Es lief einfach so gut. Die Ermittlungsgruppe Rauschgift, die ich seit 13 Jahre leitete, war erfolgreich wie nie, eine Supertruppe. Zwölf Kerle und ich. Da kann ich doch nicht einfach schlappmachen. Was denken die denn? ­
Die ist doch immer vorgeprescht, was hat sie denn jetzt? Das schien mir nach 38 Berufsjahren wie Fahnenflucht.

Ich war mit Anfang 20 eine der ersten ausgebildeten Kripofrauen im Mannheimer Präsidium. Ich hatte mich für diesen Weg entschieden – ich weiß, das klingt heute komisch, so nach Sozialfimmel –, weil ich die Welt gerechter machen wollte. Gegen das Böse kämpfen. Erst mal musste ich kämpfen, bis ich überhaupt in die Welt raus und das Böse kennenlernen durfte. Kripo war Männer­sache und Drogendelikte sowieso. Aber ich wollte dahin, wo die Menschen waren, weg vom Schreibtisch. Dieser „Fimmel“ war mein Antrieb, mich in der Männerbastion zu behaupten. Und er machte den Abschied schwer.

Aber ich hatte viel erreicht und merkte, dass die Jahre, die zur Pensionierung noch fehlten, nicht mehr viel Neues bringen würden – höchstens den Ruin meiner Gesundheit. Vielleicht sollte ich mir jetzt, mit 58 Jahren, auch mal selbst wichtig sein. Ich kannte die Sorgen meiner Kollegen und die Nöte der Angehörigen von Drogenabhängigen, aber mein „falsches Herzklopfen“ wollte ich gerne überhören.

Und dann haben wir eine internationale Bande gesprengt

Erster Schritt vor einem Jahr: Ich reichte den Abschied ein – und keiner hat etwas Blödes gesagt.
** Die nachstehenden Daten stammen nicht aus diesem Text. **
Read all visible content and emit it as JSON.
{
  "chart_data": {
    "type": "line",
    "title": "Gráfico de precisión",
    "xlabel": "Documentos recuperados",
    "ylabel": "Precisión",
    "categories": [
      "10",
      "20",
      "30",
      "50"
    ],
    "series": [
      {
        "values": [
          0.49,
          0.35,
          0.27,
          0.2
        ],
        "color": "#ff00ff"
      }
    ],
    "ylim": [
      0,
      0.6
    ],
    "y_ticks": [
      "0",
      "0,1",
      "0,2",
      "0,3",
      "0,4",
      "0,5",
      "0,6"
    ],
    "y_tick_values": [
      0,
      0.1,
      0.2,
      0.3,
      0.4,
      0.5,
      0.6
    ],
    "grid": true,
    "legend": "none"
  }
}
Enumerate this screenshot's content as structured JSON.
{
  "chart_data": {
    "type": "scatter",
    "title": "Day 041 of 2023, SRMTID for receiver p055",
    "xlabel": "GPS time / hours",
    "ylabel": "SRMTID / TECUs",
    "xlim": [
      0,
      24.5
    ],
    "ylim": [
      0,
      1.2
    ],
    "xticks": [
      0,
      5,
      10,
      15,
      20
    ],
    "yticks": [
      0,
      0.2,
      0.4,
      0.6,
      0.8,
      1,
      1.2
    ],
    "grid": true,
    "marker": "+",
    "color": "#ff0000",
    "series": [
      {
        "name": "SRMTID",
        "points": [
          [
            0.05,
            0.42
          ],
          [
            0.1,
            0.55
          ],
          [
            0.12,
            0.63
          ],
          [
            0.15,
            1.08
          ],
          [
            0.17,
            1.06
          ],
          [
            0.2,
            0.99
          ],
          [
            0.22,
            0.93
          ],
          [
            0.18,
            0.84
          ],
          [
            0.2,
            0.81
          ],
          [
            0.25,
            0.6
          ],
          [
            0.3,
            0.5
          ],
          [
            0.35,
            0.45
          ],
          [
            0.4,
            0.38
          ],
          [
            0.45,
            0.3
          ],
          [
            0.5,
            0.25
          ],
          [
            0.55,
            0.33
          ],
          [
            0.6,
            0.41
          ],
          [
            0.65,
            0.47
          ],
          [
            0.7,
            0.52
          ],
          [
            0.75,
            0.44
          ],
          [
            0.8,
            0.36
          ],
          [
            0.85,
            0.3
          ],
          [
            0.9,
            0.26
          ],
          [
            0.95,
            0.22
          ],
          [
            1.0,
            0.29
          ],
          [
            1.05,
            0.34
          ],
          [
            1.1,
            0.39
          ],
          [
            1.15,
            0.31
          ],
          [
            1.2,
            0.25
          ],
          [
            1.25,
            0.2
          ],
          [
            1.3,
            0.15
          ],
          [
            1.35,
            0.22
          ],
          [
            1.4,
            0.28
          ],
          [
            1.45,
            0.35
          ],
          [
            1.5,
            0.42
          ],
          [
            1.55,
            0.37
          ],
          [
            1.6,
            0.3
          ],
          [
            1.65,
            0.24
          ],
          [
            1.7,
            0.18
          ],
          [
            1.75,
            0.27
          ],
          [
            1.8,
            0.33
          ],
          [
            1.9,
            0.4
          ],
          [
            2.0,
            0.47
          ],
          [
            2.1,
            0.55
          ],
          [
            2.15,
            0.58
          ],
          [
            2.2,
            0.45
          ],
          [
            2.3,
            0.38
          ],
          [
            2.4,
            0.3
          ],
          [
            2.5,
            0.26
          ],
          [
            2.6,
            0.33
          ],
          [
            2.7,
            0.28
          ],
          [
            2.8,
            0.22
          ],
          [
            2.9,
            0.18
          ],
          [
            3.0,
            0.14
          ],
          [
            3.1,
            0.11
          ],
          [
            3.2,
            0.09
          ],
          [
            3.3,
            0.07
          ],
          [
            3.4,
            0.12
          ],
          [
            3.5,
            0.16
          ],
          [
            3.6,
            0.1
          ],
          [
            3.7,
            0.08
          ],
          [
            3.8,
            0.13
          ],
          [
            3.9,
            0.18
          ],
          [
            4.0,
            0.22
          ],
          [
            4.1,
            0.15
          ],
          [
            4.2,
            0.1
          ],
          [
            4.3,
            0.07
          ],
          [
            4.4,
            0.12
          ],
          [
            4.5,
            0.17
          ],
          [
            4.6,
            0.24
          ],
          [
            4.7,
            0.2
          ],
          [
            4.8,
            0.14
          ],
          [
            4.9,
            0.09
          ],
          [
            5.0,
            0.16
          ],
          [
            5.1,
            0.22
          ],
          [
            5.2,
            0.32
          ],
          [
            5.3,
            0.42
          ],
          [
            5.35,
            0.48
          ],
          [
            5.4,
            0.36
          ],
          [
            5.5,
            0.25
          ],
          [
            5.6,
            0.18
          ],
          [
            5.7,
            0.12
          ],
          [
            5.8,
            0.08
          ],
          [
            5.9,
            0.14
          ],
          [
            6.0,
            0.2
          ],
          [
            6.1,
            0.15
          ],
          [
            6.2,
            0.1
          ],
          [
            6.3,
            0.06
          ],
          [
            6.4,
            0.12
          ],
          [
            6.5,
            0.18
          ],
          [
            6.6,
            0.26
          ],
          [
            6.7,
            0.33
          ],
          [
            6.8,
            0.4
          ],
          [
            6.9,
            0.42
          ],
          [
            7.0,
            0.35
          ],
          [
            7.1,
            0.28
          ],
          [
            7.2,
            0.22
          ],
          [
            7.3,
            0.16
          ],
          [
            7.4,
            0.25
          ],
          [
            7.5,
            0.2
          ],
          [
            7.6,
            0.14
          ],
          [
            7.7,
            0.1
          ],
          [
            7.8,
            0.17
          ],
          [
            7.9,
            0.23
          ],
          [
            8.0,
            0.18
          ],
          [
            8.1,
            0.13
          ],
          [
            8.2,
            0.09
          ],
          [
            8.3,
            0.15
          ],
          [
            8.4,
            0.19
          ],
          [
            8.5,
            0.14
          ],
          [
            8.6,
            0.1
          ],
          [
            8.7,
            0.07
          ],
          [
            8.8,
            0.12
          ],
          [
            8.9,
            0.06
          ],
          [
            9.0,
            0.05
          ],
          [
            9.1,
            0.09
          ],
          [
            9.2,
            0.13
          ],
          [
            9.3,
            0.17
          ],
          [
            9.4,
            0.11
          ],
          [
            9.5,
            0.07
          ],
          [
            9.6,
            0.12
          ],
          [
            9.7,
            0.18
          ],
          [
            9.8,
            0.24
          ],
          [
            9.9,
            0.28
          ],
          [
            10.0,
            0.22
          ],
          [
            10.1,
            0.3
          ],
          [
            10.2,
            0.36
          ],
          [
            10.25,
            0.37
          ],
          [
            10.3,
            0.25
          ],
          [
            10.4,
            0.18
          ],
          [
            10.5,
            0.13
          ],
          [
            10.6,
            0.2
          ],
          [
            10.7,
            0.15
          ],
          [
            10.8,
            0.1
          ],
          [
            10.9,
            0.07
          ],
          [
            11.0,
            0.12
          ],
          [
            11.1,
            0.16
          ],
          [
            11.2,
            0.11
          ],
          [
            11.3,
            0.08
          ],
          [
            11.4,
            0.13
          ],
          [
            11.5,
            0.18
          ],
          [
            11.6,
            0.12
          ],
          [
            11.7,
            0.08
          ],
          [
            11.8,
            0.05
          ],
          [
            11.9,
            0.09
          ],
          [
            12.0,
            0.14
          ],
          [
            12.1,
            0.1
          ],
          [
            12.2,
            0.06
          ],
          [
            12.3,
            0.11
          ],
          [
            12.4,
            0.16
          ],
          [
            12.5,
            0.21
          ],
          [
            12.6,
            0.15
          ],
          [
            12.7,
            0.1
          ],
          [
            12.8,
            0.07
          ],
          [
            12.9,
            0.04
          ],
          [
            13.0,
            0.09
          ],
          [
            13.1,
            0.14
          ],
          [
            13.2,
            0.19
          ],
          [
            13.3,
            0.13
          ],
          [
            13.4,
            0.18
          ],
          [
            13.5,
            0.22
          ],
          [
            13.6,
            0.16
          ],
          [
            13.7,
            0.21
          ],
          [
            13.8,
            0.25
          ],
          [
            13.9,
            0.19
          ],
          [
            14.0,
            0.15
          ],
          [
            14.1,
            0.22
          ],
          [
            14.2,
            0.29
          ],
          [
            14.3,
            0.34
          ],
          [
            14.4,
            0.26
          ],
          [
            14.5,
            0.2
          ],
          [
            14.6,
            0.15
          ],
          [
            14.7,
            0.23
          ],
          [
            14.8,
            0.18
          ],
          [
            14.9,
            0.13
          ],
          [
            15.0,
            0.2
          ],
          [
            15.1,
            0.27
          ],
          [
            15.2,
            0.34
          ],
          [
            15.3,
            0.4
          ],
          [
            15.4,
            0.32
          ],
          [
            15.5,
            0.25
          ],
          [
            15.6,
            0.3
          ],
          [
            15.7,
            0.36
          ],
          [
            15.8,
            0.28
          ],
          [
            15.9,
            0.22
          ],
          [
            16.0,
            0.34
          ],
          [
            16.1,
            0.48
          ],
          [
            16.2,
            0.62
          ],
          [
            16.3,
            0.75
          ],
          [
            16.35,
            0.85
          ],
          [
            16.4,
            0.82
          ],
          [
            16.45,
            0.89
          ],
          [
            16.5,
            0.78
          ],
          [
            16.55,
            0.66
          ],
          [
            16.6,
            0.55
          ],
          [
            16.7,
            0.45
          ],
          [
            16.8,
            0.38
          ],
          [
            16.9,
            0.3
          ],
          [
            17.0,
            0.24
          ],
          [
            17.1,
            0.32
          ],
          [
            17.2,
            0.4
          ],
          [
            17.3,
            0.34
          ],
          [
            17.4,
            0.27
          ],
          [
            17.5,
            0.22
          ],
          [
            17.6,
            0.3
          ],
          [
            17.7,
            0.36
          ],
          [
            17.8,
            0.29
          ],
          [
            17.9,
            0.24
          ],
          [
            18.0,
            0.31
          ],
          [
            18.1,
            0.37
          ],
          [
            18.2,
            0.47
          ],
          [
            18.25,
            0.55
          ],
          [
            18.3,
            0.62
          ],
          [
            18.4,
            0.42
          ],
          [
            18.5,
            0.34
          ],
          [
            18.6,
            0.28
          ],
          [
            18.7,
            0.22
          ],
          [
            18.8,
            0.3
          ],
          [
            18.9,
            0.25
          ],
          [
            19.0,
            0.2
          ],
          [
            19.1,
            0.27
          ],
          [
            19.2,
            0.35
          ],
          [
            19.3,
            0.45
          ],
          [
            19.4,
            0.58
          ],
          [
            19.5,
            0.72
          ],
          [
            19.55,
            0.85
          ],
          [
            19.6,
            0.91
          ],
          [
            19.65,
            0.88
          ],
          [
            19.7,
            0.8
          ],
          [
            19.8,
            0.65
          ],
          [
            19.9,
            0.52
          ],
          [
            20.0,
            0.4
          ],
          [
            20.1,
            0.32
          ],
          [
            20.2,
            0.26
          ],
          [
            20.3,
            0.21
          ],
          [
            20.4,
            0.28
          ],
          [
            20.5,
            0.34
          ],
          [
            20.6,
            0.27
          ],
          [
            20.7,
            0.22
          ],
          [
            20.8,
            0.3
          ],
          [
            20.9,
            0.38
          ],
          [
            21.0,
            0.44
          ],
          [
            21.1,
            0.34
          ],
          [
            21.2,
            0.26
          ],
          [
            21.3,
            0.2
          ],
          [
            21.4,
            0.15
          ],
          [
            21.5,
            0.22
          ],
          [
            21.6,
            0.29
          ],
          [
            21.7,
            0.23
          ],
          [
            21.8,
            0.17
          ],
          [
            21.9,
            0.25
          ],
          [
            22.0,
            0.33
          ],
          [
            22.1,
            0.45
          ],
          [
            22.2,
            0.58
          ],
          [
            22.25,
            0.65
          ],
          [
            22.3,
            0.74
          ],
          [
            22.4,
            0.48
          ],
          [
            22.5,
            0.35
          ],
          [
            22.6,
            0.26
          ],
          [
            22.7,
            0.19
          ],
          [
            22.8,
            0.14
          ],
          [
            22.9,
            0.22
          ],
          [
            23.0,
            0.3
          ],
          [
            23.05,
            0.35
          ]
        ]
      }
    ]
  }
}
Im Gegenteil, meine „Jungs“ verstanden das sofort. Zweiter Schritt: Mein Partner und ich heirateten. Auch für ihn, der jünger ist als ich, habe ich auf mein Herz gehört. Und drittens ging ich mein letztes Jahr sehr bewusst an, ich organisierte meine Nachfolge, führte Mitarbeitergespräche, machte mit allen eine Tour ins Allgäu. Und gleichzeitig dachte ich immer: Das ist jetzt das letzte Mal, dass ich einen so großen Einsatz mit 200 Leuten und Spezialkräften dirigiere, dass ich vermelden kann, wir haben eine internationale Bande ­gesprengt. Ich stand mittendrin und neben mir.

Seit Anfang des Jahres bin ich nun frei. Ich versuche, nicht gleich wieder Pläne zu machen. Ich sage mir: Lass einfach mal was auf dich zukommen, du bist doch noch gar nicht angekommen im neuen Lebensabschnitt.

Wenn ich jetzt durch die Stadt laufe, muss ich mein inneres Warnsystem abschalten. Natürlich rieche ich Marihuana, sehe ich schräge Typen. Die Straßen sind in meinem Hirn kartografiert unter Rotlichtmilieu, Dealer­kneipen, Treffpunkte für Hardcore-Junkies. Verrückt, wie unterschiedlich ich beruflich und privat reagiere. Mit dem Dienstausweis in der Tasche – ich habe keine Uniform getragen – konnte ich Pöbeleien ertragen, Angst ab­schalten, Ekel unterdrücken. Uns Polizisten unterstellt man ja ­gerne, dass wir im Umgang mit Kriminellen nicht zimperlich sind. Aber für meine Mannschaft und mich galt: Wir haben es meistens mit Menschen zu tun, die schon am Boden sind; da müssen wir nicht nachtreten. Aber wenn ich privat unterwegs bin, rege ich mich ständig auf: Wenn Mütter Kinder hinter sich herzerren, rauchen und dabei noch telefonieren. Wenn mich jemand anrempelt. Wenn sich Leute wegen eines Parkplatzes anschreien.

"Bled Kuh", sagte mein Kollege beim Abschied

Daran werde ich jetzt arbeiten: Gelassenheit. Anderer­seits bin ich froh, dass mich die vier Jahrzehnte „im ­Milieu“ nicht zynisch gemacht und abgestumpft haben. Ich habe so viel gesehen: wie soziale Probleme Familien zersetzen, ganze Viertel runterziehen . . . All das wird mich weiter beschäftigen. Vielleicht finde ich etwas, wo ich mich engagieren kann. Nicht sofort. Nicht zu hundertfünfzig Prozent.

Mein Kollege Oli meinte beim Abschiedsfest, ich würde 
die Ruhe doch gar nicht aushalten. Und in den letzten ­Wochen im Dienst hat er oft „bled Kuh“ zu mir gesagt. Weil ich gehe. So sind wir Mannheimer, wenn wir sen­ti­mental werden.